April 14, 2010 Comments Off on Sorry Monsanto et al. You Can’t Play in My Sandbox
I’ve been stuck inside lately because pollen and I are having a rocky relationship, and I feel like crap. The only thing I can muster garden wise are dreams of delicious summer vegetables like tomatoes an cucumbers. The summer didn’t creep up on me like spring did, and summer vegetables will tolerate the roof a little bit better, so I have time to let my conscience dictate my summer plantings down to the seed. How could I be having a moral dilemma over a seed? Well seeds are the beginning of life and the power of our food systems. Seeds are from simple but they are the linchpin of our industrial food system, as seeds and thus plants have been genetically designed by humans, often in the form of hybrids. Now on the surface these genetically modified foods seem pretty great, because they make plants resistant to all kinds of things and can grow in areas that it might not do well in normally. The end product is generally bigger food and more of it, meaning more to feed all the people that are eating the food from pretty much everywhere. People can really go back and forth about organic farming vs regular industrial farming and the role of genetically modified foo just read the comments of this Boston Globe Article and you will get my point. Anyway like all things local food you have to draw your line, and what I really care about is that genetically modified seeds reduce biodiversity and put everyone at risk. For example if 98% of our corn in the same and corn is in so much of the food eaten by Americans, and corn gets a disease we will be up a serious creek with a fractured paddle. It also doesn’t allow evolution to do its thing by weeding out the weak and creating naturally resistant plants, and that just doesn’t make a lot of sense to me. Just like it doesn’t make any sense that farmer can’t save their seeds , because often genetically modified seeds are owned by the company that makes them and even if the farmer wanted to save seeds many hybrids won’t have the same yield the second year anyway, because like a mule they are workhorses that can’t reproduce.
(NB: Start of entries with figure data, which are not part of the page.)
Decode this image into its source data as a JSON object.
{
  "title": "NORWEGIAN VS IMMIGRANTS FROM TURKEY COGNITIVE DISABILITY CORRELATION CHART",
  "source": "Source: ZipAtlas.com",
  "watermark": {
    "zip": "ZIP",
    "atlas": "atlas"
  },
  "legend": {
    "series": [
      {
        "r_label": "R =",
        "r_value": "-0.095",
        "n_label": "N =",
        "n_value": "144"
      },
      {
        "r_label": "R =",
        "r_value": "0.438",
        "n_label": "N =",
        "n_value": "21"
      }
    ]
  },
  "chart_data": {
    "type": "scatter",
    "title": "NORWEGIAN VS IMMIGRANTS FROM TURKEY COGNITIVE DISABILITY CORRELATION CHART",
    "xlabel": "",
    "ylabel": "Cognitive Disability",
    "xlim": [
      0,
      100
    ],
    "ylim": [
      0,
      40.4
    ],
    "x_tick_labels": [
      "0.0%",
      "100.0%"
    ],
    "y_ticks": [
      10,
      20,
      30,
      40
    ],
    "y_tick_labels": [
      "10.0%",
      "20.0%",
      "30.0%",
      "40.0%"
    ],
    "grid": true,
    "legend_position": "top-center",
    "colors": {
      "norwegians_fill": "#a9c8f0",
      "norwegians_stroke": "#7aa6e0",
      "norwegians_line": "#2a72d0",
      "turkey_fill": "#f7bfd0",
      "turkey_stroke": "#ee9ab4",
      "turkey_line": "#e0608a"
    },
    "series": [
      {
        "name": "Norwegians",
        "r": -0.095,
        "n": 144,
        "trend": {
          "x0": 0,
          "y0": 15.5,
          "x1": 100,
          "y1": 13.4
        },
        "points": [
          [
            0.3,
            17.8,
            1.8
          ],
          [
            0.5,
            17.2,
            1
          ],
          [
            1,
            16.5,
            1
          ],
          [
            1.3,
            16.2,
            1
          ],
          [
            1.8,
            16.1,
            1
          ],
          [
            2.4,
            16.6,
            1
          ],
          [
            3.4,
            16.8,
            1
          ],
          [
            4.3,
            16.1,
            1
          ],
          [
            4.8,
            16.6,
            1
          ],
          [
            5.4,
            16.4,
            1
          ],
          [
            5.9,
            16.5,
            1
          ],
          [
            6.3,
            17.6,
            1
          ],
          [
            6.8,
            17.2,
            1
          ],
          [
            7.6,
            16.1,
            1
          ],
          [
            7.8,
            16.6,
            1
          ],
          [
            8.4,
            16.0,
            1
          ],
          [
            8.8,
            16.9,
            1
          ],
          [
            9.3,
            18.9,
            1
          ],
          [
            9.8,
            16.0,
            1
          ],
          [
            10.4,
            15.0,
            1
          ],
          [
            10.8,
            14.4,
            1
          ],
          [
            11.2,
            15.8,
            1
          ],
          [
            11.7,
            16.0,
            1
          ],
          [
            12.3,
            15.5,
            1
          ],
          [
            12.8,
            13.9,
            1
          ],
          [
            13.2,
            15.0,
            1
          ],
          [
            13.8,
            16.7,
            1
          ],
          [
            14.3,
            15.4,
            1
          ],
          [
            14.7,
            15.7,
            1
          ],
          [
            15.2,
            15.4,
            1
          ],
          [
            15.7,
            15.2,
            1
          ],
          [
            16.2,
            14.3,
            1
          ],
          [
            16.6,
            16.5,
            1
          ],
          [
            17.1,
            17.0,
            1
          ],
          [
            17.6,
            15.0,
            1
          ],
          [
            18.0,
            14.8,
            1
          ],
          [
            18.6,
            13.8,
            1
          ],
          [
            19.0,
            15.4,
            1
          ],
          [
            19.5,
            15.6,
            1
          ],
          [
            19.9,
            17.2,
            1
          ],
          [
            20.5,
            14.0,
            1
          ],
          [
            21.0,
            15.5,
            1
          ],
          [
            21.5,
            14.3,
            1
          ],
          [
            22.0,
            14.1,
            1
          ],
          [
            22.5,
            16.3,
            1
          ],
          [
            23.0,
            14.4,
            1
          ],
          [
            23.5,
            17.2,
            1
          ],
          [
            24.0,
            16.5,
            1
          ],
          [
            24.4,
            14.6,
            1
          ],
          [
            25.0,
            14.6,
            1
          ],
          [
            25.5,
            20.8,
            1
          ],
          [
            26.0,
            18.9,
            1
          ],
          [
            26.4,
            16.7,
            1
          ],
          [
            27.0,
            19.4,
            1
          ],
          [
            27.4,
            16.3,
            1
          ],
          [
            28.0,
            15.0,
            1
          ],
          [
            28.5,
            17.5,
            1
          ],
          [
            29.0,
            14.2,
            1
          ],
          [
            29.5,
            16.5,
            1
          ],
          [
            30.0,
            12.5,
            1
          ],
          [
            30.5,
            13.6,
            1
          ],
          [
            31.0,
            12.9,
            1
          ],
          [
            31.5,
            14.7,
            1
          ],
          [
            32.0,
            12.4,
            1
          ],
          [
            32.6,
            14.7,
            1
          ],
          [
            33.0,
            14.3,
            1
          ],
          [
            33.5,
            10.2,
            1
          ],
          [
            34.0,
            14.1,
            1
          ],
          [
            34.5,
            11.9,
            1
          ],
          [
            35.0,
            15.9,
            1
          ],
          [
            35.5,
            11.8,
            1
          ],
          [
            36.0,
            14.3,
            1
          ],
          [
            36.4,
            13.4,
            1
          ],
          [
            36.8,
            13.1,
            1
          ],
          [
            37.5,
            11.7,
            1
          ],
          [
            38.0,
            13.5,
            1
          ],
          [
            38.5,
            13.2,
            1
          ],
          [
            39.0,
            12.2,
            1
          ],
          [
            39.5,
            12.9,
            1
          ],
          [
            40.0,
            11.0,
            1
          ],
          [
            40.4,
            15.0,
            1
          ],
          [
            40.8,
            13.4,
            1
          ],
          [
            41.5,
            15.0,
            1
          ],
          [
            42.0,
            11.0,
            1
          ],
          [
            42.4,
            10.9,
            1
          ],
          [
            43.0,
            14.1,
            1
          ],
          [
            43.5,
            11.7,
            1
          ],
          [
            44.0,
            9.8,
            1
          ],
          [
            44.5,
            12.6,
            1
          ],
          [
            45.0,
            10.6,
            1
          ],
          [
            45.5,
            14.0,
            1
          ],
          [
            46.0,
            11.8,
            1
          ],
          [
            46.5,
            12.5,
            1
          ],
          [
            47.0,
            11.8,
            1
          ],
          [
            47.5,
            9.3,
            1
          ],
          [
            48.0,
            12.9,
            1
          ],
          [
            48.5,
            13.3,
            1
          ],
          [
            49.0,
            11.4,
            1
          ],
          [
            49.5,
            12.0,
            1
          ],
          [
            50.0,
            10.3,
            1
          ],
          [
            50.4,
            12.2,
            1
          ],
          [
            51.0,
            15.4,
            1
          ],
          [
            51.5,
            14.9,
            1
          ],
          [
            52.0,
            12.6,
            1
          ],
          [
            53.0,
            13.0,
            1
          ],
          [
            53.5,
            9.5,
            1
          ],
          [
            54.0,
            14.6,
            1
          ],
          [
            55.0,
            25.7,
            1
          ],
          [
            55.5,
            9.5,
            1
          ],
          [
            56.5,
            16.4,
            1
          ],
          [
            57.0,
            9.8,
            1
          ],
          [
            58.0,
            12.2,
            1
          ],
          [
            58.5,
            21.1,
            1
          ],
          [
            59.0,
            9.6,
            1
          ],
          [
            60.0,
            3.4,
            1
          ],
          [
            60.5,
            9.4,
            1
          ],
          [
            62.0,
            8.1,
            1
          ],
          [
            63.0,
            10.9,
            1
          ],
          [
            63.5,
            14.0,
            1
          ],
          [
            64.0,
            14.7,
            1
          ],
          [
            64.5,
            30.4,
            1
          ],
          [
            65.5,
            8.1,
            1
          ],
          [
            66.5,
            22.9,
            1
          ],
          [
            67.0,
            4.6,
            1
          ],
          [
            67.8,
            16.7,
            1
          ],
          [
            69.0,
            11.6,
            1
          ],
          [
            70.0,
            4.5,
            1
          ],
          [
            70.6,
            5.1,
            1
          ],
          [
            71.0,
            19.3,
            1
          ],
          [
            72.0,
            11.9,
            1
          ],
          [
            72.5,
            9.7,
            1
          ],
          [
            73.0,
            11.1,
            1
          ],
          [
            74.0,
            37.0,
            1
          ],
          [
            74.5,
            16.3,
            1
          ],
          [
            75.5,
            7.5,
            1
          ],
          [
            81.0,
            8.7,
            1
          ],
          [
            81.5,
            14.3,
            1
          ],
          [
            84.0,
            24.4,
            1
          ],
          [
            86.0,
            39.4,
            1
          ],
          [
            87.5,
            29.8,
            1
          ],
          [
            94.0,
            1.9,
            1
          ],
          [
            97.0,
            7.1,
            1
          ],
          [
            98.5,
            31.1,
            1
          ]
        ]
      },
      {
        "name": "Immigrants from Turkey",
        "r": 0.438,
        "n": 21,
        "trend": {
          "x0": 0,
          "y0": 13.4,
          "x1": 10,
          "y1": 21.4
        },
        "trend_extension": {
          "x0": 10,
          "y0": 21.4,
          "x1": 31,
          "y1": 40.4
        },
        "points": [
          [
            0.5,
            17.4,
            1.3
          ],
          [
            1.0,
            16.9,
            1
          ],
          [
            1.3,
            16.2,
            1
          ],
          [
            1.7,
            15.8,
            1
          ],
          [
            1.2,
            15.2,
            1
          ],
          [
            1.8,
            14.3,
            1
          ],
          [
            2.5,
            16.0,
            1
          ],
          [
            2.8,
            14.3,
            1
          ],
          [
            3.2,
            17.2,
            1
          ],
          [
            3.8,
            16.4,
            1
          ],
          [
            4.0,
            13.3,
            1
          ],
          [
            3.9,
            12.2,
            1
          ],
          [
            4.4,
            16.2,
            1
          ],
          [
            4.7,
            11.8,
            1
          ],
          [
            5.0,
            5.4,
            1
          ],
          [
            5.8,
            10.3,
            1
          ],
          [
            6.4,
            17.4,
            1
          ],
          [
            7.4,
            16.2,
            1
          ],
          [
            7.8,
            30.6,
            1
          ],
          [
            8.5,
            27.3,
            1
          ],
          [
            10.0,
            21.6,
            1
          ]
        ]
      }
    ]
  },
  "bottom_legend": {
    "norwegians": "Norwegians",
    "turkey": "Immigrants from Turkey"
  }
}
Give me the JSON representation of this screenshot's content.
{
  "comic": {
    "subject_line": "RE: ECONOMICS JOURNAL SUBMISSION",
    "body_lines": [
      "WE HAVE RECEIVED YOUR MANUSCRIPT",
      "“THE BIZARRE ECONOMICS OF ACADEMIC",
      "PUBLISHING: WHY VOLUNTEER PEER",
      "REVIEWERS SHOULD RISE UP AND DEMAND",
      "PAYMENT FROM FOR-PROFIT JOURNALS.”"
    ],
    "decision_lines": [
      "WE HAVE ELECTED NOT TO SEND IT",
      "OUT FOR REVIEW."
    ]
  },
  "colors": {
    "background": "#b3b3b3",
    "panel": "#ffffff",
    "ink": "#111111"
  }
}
SO in my own little act of defiance(waves flag) I am getting my plan on for summer and unlike spring I am going to start my summer vegetables from seed. Because I have a worrisome personality that is delightfully paired with a guilty conscience so I am making sure that my seeds are open pollinated and have no genetic engineering juju going on . It’s important to me that I plant diverse species to support the biosphere.I am getting mine from a company called Southern Exposure Seed Exchange and they even encourage seed saving! I am fortunate to have them only 40 minutes away from I live, and a vendor at the market sells them on Saturday. However they sell their products online and have a super awesome catalog (also available online) that has great stories and descriptions of the seeds. There are also tons of resources online for finding places that sell heirloom/heritage and non GMO seeds and techniques of savings seeds. Even if you don’t won’t go out of your way, local food is becoming the hot new thing and many large retailers carry heirloom varieties, just be sure not to be confused by organic seeds in that they may or may not be genetically modified,the guarantee of organic means that they were grown in an organic way.
Buying heirlooms for me is my own little way of telling Monsanto and other giant seed companies (are there any others?) to F*** off, even if do still wear cotton, which apparently Monsanto owns all the seeds to as well, who knew?